How we see the world must change; how we see our purpose in this changed world must change, for God came as baby, making room for us to ignore him. God lived a fully human life, in obscurity. He was crucified, bearing on his shoulders the cost of all human sin and failure, and God died for our sins, unseen by most. Now we can be forgiven all our wrongdoing. God is humble and in love reveals himself to us with the choice of accepting him in faith or living with our own wisdom. God exists; we must deal with God’s reality.
God suffers for his love-in-action. The changed world is one in which the greatest darkness is overcome at the highest price: the crucified God. We will suffer in our broken world, because God did, but God’s life is always stronger than the worst of this world. That is Christian belief. It calls all of us, each of us, to courageous action in changed lives and changed world and changed understanding of God.
We must confront evil and pain. Whether it is the evil of people smugglers, or county lines in our schools, or the pain and suffering in a family riven with grief or rage or substance abuse; Jesus, the God-man, who experienced every pain and temptation, is calling you and me to love-in-action. Action driven by prayer, directed in wisdom.
The church is not party political, for its members are all different in our party politics. But the church does not pick causes by opinion polls or human pressure: we show love-in-action and word because of who God is, revealed in Jesus. We act because of what God says, found in the Bible and lived out by the church.
Today in England in over 30,000 social projects, in 8,000 food banks, we proclaim the righteousness of God who acts for the poor and vulnerable, for the rich and comfortable, with love and perfect justice for all, good and bad.
Nothing in this world will stop us seeking to obey God faithfully, whatever the ridicule, the price or the result, for Christ is risen and He will be our final and perfect judge.
Therefore, let us seek action amongst the starving children of Gaza and Sudan, and the parents who desperately try to find food for them; action the hostages held by Hamas; for those in the trenches and cities and fears of Ukraine; in at least 30 but probably closer to 50 other places of armed conflict; action for the 25 – 30% of children in this country in poverty.

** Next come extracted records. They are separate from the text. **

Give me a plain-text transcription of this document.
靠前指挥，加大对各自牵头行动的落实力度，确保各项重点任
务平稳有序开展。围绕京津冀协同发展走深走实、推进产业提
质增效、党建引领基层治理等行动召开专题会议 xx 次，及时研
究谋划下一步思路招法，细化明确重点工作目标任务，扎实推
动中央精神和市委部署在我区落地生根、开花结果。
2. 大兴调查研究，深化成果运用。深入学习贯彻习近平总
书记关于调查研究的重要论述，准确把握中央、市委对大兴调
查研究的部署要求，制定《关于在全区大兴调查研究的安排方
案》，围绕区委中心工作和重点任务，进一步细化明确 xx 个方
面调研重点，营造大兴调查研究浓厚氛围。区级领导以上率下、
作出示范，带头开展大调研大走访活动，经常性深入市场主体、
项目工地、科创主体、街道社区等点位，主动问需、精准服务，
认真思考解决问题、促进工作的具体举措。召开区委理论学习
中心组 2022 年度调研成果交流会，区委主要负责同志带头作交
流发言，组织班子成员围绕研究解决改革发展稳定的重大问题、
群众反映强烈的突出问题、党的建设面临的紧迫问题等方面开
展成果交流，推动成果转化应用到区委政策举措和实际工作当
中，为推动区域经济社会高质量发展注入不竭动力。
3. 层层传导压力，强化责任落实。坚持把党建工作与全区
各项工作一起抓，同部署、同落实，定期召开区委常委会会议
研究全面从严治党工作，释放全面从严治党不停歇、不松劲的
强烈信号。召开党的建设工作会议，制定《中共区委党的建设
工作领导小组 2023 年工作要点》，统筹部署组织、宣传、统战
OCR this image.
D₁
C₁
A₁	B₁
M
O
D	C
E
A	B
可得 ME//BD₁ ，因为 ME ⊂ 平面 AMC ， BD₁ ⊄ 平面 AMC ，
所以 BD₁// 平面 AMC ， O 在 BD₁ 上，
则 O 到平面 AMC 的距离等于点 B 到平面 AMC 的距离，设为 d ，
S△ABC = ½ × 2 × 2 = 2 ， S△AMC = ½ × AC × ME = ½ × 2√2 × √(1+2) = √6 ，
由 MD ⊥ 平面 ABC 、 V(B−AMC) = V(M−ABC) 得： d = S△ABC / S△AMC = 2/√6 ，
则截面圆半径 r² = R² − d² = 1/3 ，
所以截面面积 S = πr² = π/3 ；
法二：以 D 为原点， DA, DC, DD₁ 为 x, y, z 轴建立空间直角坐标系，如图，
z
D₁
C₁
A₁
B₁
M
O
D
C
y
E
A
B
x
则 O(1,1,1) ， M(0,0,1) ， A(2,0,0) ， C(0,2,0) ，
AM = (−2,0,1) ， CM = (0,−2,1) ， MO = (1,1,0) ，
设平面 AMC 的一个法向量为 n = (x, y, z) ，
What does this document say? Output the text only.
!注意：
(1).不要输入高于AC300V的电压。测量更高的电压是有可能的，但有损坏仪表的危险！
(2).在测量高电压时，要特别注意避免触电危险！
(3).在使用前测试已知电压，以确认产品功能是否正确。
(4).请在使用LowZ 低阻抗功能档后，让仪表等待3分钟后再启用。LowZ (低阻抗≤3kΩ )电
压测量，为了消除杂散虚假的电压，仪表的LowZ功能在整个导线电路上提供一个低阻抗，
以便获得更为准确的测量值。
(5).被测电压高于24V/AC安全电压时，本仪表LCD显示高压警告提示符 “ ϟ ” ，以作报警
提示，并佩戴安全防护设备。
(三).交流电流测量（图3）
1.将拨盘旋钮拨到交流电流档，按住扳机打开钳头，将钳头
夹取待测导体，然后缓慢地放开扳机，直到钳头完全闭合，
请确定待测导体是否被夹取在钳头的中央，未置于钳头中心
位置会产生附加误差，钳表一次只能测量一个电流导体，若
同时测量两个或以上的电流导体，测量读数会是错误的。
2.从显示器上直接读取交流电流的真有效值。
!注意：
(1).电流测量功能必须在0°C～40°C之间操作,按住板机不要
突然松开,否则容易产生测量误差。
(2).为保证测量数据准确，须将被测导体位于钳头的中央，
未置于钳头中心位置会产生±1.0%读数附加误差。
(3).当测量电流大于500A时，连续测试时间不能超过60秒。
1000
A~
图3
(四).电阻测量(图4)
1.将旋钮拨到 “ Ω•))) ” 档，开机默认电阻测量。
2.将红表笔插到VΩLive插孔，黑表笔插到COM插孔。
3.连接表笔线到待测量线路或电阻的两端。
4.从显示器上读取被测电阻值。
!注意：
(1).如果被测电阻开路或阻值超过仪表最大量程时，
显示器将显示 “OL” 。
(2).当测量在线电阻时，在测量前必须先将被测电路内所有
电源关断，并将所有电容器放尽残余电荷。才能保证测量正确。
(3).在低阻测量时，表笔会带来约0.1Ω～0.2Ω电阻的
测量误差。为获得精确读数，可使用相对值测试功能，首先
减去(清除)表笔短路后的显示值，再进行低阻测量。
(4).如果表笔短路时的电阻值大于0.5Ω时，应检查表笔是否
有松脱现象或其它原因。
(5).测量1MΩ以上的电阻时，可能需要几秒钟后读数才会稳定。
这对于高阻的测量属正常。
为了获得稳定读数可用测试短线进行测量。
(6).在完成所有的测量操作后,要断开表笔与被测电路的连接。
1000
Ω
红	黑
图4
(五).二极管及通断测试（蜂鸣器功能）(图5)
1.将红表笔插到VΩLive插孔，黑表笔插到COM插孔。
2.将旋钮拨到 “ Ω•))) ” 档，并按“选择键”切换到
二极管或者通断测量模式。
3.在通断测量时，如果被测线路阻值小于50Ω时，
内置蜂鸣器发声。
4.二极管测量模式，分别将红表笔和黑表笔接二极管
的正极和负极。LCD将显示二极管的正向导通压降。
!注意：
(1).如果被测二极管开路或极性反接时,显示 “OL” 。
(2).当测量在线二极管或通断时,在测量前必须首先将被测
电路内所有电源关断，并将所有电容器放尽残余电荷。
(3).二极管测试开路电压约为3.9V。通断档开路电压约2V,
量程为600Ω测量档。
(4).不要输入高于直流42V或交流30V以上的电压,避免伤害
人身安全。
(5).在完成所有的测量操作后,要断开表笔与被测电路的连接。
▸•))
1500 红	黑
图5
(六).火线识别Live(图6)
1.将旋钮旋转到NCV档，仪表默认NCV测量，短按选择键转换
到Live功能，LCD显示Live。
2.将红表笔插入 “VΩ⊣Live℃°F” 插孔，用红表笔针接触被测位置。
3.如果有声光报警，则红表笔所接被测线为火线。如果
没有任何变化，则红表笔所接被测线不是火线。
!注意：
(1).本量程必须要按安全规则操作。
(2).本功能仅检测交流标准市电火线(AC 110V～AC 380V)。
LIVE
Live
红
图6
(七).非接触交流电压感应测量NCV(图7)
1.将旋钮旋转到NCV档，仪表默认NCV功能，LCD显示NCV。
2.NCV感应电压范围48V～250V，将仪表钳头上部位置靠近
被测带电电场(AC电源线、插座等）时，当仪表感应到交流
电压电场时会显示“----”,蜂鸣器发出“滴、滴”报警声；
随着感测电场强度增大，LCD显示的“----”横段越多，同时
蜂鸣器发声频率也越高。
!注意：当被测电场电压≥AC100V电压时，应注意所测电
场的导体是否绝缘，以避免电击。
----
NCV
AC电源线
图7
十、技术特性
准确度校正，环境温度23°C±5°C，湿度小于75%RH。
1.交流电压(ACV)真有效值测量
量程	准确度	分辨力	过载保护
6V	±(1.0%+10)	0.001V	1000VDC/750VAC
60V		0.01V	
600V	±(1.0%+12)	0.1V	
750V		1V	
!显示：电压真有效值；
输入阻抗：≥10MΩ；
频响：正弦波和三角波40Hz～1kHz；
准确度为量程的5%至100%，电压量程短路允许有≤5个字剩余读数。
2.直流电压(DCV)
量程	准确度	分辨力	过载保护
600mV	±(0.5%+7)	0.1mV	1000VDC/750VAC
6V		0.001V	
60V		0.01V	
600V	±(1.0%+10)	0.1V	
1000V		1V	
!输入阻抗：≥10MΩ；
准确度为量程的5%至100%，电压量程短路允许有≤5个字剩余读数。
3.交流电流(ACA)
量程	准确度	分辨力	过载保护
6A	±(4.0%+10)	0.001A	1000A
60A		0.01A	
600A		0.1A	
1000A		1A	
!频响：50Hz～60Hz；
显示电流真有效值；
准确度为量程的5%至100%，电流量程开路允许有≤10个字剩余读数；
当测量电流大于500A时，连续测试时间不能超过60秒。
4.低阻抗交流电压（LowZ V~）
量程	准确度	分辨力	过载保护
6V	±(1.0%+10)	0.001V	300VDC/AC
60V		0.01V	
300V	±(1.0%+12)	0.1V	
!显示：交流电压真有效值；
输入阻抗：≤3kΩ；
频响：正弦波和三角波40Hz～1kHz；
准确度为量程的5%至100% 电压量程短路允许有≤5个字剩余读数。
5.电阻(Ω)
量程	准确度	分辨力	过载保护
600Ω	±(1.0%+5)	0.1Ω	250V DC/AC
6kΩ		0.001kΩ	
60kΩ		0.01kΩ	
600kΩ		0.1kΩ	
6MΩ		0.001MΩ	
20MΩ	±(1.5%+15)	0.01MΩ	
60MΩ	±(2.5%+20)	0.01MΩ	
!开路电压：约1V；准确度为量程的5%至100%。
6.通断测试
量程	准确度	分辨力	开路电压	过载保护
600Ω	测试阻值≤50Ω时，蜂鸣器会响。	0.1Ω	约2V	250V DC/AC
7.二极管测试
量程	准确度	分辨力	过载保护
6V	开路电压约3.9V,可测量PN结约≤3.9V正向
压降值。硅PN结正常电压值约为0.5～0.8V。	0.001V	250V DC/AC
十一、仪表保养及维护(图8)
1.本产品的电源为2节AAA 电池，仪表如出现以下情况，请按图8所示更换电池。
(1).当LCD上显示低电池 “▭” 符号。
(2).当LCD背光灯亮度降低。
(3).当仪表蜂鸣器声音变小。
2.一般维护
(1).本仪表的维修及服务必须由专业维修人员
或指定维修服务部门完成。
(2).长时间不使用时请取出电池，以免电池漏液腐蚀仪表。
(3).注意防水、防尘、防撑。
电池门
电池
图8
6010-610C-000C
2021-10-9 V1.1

God is revealed in Jesus, so action-in-love means we must live sacrificially and generously, for others not for ourselves. We accept that suffering is normal, for it was normal for Jesus. We accept generosity is necessary because God’s generous gift was giving his Son, Jesus, so that we might have eternal life.
The result of sacrifice and generosity is to be like Jesus in his resurrection as we are like Jesus in his suffering. St Paul puts it perfectly: “For me to live is Christ, to die is gain.”
We carry in words and actions the good news of Jesus, for we have the news of death conquered.
The resurrection is God-shaped, God-sized. It is literally a new creation that sets the whole of what exists, especially our lives, on a path of purpose and hope, whatever evil deeds or times will confront us in the next few years.
God has done everything necessary about everything evil – even death. Eternal life is God’s gift to be grasped by every person, society, nation and place. God says to each of us: “Choose life from God’s hands through faith in Jesus Christ, who is God crucified, God resurrected.” Amen.